Propped up on the kitchen counter beside her, Damon considered. “So what now, Ivy? Run and hope your problems don’t trail after you?”

Fury burned like a hot poker in the pit of her stomach. “I don’t know, Damon. I don’t know what I’m going to do, but I know I can’t be here to figure it out. I thought I could come, spend time with my sister and find some answers, and now I only have more questions.”

Her heart ached. “I know what you are thinking. I see it in your eyes and how you keep eyeing that door.
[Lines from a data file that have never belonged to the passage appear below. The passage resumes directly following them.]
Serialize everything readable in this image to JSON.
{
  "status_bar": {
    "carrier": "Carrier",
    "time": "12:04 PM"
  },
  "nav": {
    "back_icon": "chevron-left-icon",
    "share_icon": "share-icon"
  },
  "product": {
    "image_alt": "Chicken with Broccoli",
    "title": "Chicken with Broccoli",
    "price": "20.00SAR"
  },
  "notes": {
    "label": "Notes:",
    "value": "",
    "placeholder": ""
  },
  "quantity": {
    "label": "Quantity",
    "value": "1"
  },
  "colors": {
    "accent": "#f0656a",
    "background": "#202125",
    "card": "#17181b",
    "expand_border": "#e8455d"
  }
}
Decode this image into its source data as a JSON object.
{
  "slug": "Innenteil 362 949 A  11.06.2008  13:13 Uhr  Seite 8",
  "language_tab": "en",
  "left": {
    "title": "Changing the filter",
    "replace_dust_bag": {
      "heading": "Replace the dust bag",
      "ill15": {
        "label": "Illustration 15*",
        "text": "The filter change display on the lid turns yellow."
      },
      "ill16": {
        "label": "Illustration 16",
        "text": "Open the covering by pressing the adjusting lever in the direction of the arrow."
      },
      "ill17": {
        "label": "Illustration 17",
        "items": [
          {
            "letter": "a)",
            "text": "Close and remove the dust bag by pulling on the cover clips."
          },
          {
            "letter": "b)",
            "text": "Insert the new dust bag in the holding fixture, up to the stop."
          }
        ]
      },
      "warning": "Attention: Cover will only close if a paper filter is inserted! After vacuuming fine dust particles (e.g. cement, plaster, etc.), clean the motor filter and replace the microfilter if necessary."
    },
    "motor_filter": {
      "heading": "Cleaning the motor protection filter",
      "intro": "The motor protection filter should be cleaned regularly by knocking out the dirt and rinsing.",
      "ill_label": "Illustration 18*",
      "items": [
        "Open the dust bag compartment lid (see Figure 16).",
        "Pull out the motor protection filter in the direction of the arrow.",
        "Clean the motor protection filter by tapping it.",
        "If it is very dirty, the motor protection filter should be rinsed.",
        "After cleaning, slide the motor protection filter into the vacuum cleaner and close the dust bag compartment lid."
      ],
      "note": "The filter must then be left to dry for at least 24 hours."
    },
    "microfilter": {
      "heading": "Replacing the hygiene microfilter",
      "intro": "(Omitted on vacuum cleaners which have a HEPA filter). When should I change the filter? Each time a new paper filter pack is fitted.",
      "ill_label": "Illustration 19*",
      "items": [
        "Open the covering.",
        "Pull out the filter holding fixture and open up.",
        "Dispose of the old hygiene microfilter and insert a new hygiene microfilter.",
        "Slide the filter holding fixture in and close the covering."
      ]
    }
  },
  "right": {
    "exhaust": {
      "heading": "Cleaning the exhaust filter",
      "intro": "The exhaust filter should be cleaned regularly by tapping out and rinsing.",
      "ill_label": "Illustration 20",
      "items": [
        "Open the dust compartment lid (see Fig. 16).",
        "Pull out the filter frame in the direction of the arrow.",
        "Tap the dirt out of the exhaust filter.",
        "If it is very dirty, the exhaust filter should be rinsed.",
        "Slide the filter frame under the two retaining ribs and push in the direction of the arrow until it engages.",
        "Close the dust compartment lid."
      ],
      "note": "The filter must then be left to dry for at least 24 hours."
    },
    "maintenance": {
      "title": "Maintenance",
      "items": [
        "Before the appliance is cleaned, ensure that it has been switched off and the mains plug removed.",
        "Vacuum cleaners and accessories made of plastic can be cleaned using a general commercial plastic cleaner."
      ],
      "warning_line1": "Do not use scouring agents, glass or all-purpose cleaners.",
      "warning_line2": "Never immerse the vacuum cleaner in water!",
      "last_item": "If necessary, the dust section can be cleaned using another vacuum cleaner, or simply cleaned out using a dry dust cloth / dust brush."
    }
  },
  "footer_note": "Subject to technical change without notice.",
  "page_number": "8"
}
There’s no reason you can’t be a part of that family, Ivy.” Damon unhooked his ankles and crossed the room to here where she stood by the couch.

“Zahara will worry about me when she needs to focus on the babies.” She plucked up the few items she had strewn across the apartment and pulled on the sweater Damon tossed over the back of a chair and a pair of gloves from the counter. She swiped her guidebook too and passed Damon who stood in the middle of her little borrowed apartment, arms crossed and putting a lot of energy into the broody gaze he should own the copyright to.

“Now, I’m outta here.”

“Ivy, wait.”

“No, Drake said he had one last run tonight to pick something up from Fairbanks. I’m leaving.”

“You asked why no one has been behind the bar with me for the past four years. The answer is my wife, the one I thought would be with me until the day I died, left me. She thought being married to a cop was hot, but once the danger set in and reality took hold, she left. People leave, people hurt you, Ivy, but I’ve learned only we have the power to say when enough is enough and retake control over our lives.” He scrubbed a hand over his face and rubbed at his eyes with a long-drawn-out sigh. “Back then with the woman I thought would be mine for life, it didn't feel like this. I didn't feel like this. Maybe fate knew she wasn’t my soul mate.”

“Like what, Damon?”

“Like my life would end without you in it.”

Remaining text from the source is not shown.